託宣が下りました。
「……どうして、わたくしなのですか」
ずっとずっと、聞きたかったこと。
「どうしてわたくしなんか。もっと素敵な女性はいくらでもいるのに」
目を隠したまま。彼の顔を見ないまま。
思えば彼の求婚を拒絶した根本は、このことだったのかもしれません。
彼の気持ちを信用できなかったのは他ならない、理由が分からなかったから。
彼の気持ちを信用し始めてからはいっそうに、謎でしかなかったこと。
「―――」
騎士が、身動きしたのが気配で分かりました。
わたくしが目を隠すために顔に置いた手。その手に、あたたかな手が触れました。
つぶやきは、少し楽しげな響きさえはらんだもので。
「……本当に覚えていないんだなあ、あなたは」
「―――?」
「だが、それでいい。

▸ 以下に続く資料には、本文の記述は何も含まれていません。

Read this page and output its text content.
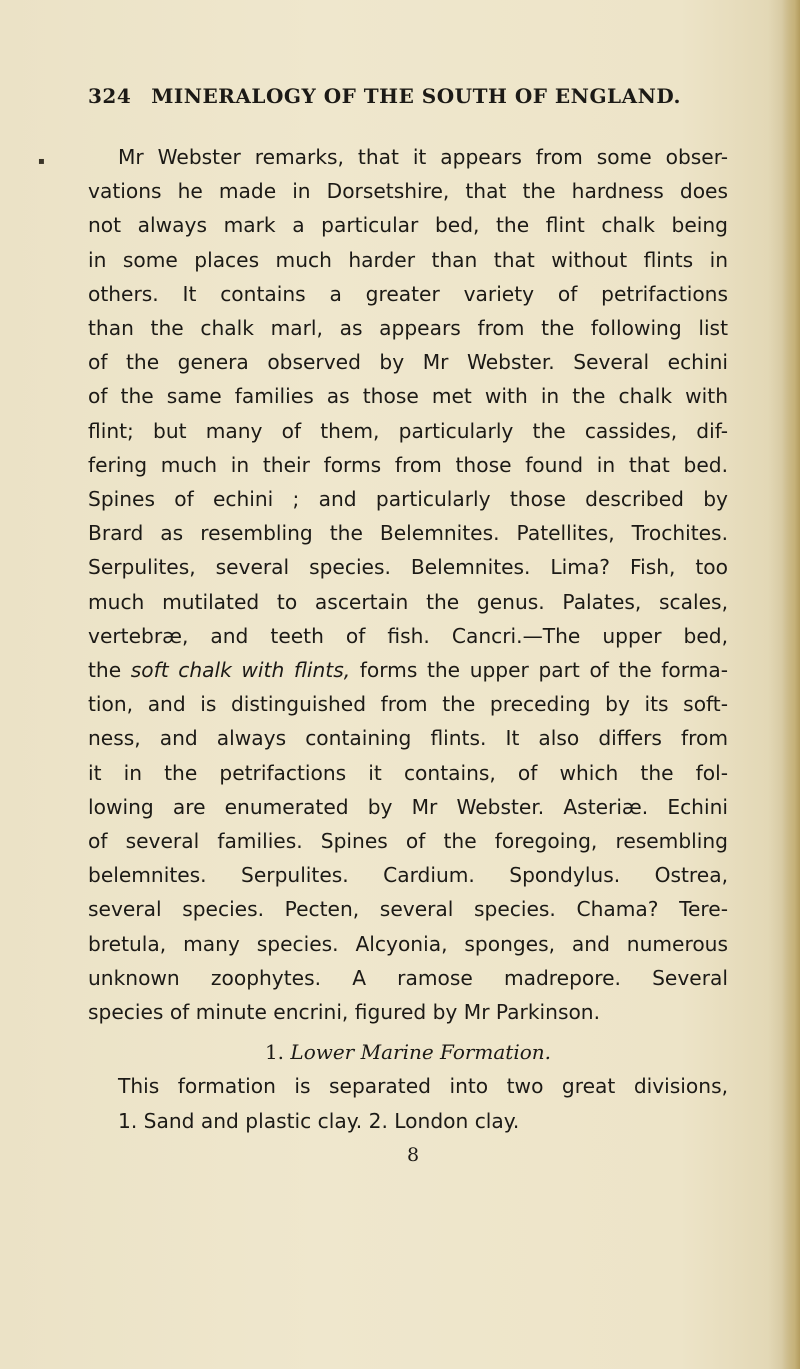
▪
324 MINERALOGY OF THE SOUTH OF ENGLAND.
Mr Webster remarks, that it appears from some obser-
vations he made in Dorsetshire, that the hardness does
not always mark a particular bed, the flint chalk being
in some places much harder than that without flints in
others. It contains a greater variety of petrifactions
than the chalk marl, as appears from the following list
of the genera observed by Mr Webster. Several echini
of the same families as those met with in the chalk with
flint; but many of them, particularly the cassides, dif-
fering much in their forms from those found in that bed.
Spines of echini ; and particularly those described by
Brard as resembling the Belemnites. Patellites, Trochites.
Serpulites, several species. Belemnites. Lima? Fish, too
much mutilated to ascertain the genus. Palates, scales,
vertebræ, and teeth of fish. Cancri.—The upper bed,
the soft chalk with flints, forms the upper part of the forma-
tion, and is distinguished from the preceding by its soft-
ness, and always containing flints. It also differs from
it in the petrifactions it contains, of which the fol-
lowing are enumerated by Mr Webster. Asteriæ. Echini
of several families. Spines of the foregoing, resembling
belemnites. Serpulites. Cardium. Spondylus. Ostrea,
several species. Pecten, several species. Chama? Tere-
bretula, many species. Alcyonia, sponges, and numerous
unknown zoophytes. A ramose madrepore. Several
species of minute encrini, figured by Mr Parkinson.
1. Lower Marine Formation.
This formation is separated into two great divisions,
1. Sand and plastic clay. 2. London clay.
8
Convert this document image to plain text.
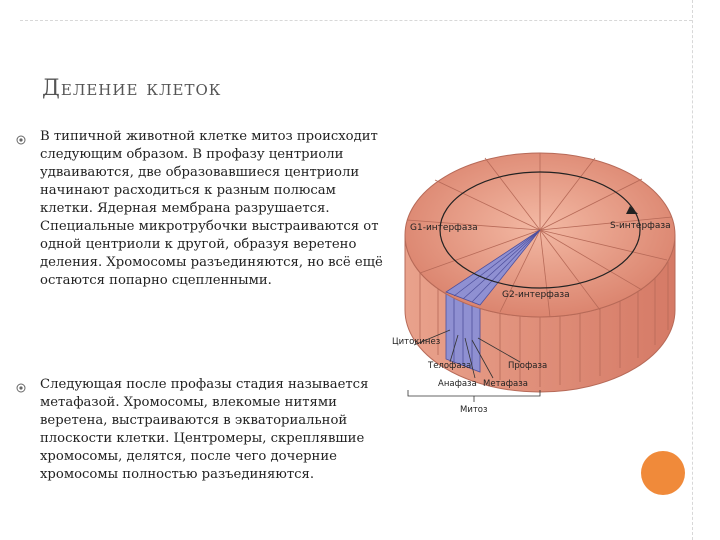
Деление клеток
В типичной животной клетке митоз происходит следующим образом. В профазу центриоли удваиваются, две образовавшиеся центриоли начинают расходиться к разным полюсам клетки. Ядерная мембрана разрушается. Специальные микротрубочки выстраиваются от одной центриоли к другой, образуя веретено деления. Хромосомы разъединяются, но всё ещё остаются попарно сцепленными.
Следующая после профазы стадия называется метафазой. Хромосомы, влекомые нитями веретена, выстраиваются в экваториальной плоскости клетки. Центромеры, скреплявшие хромосомы, делятся, после чего дочерние хромосомы полностью разъединяются.
G1-интерфаза	S-интерфаза
G2-интерфаза
Цитокинез
Телофаза	Профаза
Анафаза Метафаза
Митоз
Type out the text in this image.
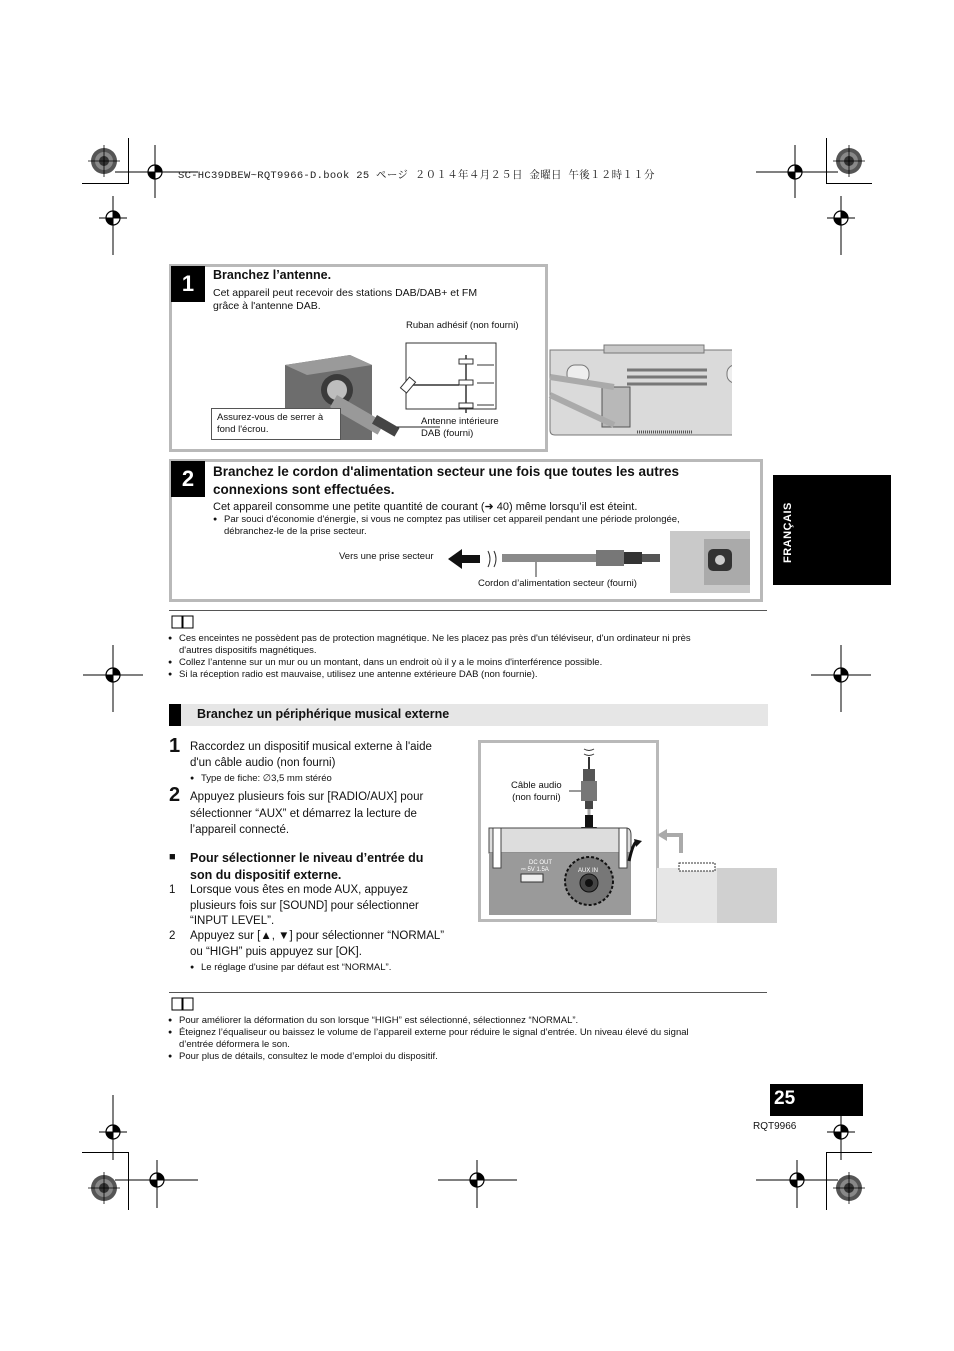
SC-HC39DBEW~RQT9966-D.book 25 ページ ２０１４年４月２５日 金曜日 午後１２時１１分
FRANÇAIS
1	Branchez l’antenne.
Cet appareil peut recevoir des stations DAB/DAB+ et FM
grâce à l'antenne DAB.
Ruban adhésif (non fourni)
Assurez-vous de serrer à
fond l'écrou.
Antenne intérieure
DAB (fourni)
2	Branchez le cordon d'alimentation secteur une fois que toutes les autres
connexions sont effectuées.
Cet appareil consomme une petite quantité de courant (➜ 40) même lorsqu’il est éteint.
● Par souci d'économie d'énergie, si vous ne comptez pas utiliser cet appareil pendant une période prolongée,
débranchez-le de la prise secteur.
Vers une prise secteur
Cordon d’alimentation secteur (fourni)
● Ces enceintes ne possèdent pas de protection magnétique. Ne les placez pas près d'un téléviseur, d'un ordinateur ni près
d'autres dispositifs magnétiques.
● Collez l’antenne sur un mur ou un montant, dans un endroit où il y a le moins d'interférence possible.
● Si la réception radio est mauvaise, utilisez une antenne extérieure DAB (non fournie).
Branchez un périphérique musical externe
1 Raccordez un dispositif musical externe à l'aide
d'un câble audio (non fourni)
● Type de fiche: ∅3,5 mm stéréo
2 Appuyez plusieurs fois sur [RADIO/AUX] pour
sélectionner “AUX” et démarrez la lecture de
l’appareil connecté.
■ Pour sélectionner le niveau d’entrée du
son du dispositif externe.
1 Lorsque vous êtes en mode AUX, appuyez
plusieurs fois sur [SOUND] pour sélectionner
“INPUT LEVEL”.
2 Appuyez sur [▲, ▼] pour sélectionner “NORMAL”
ou “HIGH” puis appuyez sur [OK].
● Le réglage d'usine par défaut est “NORMAL”.
Câble audio
(non fourni)
DC OUT
⎓ 5V 1.5A	AUX IN
● Pour améliorer la déformation du son lorsque “HIGH” est sélectionné, sélectionnez “NORMAL”.
● Éteignez l’équaliseur ou baissez le volume de l’appareil externe pour réduire le signal d’entrée. Un niveau élevé du signal
d’entrée déformera le son.
● Pour plus de détails, consultez le mode d’emploi du dispositif.
25
RQT9966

俺は俺としてあなたを手に入れると決めたんだ、アルテナ」
触れた手をぎゅっと握られ、隠していた顔から引きはがされ。
飛び込んできた騎士の顔。はっと息をのんだときには唇を奪われ、呼吸ごと翻弄されることになりました。
「待……っ、待って……っ」
わたくしは必死で抵抗しました。今の言葉の意味を聞きたかった、こんなことをしている場合じゃありません。
しかし騎士はやめようとしませんでした。もう一度わたくしの体を服の上から何度もなぞり、形をたしかめていきます。
「前から思っていたんだが、あなたは少し痩せすぎじゃないのか。やっぱり肉を食べたほうが」
「それはわたくしの勝手です! というかお肉は関係ありません!」
「そうか? 太ってくれても俺は一向に構わんぞ、子を産む体力もつくだろうしな。それにしても」
ぺたり、とわたくしの胸を触って一言。
「本当に、ないな」
「―――!!!」
わたくしの渾身の張り手はあえなく騎士の左手に止められてしまいました。
騎士はにこりと無邪気に笑って、
「いいじゃないか。たぶんこれから育つぞ? 俺は成長を楽しみにするのは好きだ」
子どもの成長みたいに言わないでください! わたくしはいい歳です、き、期待なんかしていません……っ!!!
「嫌いです! やっぱりあなたなんて嫌い!」
なりふり構わず抵抗するわたくし、それを笑いながらかわして抱きしめる騎士――。